Pregnane X receptor (PXR) is a nuclear receptor that regulates the metabolism and disposition of various xenobiotics and endobioitics. We investigated a novel PXR function in regulating colon tumourigenesis in this study.

Methods:

Histochemistry, transfection, cell proliferation assay, anchorage-α-dependent assay, xenograft, immunohistochemistry, immunofluorescence flow cytometry.

Results:

Using histochemistry analysis, we found that PXR expressions were lost or greatly diminished in many colon tumours. Ectopic expression of human PXR through stable transfection of PXR into colon cancer cell line HT29 significantly inhibited cell proliferation as determined by cell proliferation assay and anchorage-independent assay.
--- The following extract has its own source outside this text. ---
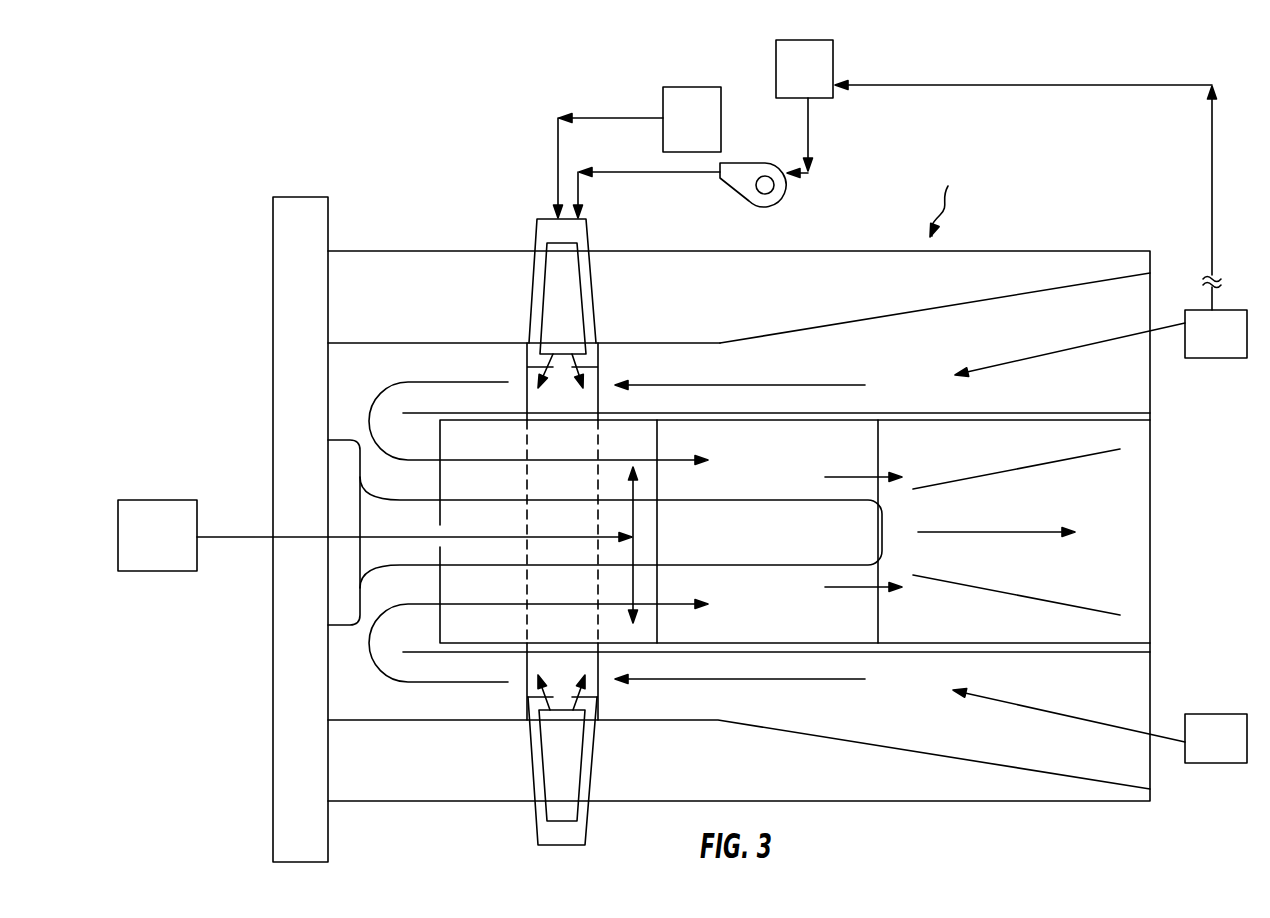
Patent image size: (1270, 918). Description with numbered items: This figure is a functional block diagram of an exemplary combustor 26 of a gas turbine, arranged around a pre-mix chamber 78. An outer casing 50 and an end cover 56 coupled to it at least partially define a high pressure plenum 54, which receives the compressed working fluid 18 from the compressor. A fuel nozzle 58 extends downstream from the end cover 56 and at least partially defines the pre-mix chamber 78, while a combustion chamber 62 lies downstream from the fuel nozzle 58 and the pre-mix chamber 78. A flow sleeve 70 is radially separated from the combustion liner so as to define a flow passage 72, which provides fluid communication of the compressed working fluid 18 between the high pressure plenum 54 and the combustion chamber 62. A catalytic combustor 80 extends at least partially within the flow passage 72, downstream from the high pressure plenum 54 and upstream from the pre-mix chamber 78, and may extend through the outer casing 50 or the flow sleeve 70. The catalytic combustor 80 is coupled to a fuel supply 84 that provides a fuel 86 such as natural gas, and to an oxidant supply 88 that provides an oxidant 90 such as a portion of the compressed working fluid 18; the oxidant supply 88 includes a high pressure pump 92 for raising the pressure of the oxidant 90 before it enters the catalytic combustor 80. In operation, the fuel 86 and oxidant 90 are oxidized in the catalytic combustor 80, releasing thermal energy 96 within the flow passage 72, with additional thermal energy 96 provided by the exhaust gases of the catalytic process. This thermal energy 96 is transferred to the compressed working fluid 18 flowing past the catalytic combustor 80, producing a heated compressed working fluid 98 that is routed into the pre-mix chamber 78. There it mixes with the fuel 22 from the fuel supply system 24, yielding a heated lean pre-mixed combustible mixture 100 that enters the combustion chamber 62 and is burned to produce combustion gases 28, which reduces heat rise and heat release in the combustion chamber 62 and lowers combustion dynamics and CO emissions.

Pregnane X receptor suppressed significantly HT29 xenograft tumour growth in nude mice compared with control (310±6.2 vs 120±6 mg, P< 0.01). Immunohistochemistry and immunofluorescence analysis of Ki-67 on excised xenograft tumour tissues showed that PXR inhibited cancer cell proliferation. Furthermore, expressions of PXR and Ki-67 were mutually exclusive. The flow cytometry analysis indicated that PXR caused G 0/G 1 cell-cycle arrest. p21 WAF1/CIP1 expression was markedly elevated whereas E2F1 expression was inhibited by PXR.

Conclusion:

PXR inhibits the proliferation and tumourigenicity of colon cancer cells by controlling cell cycle at G 0/G 1 cell phase by regulating p21 WAF1/CIP1 and E2F/Rb pathways.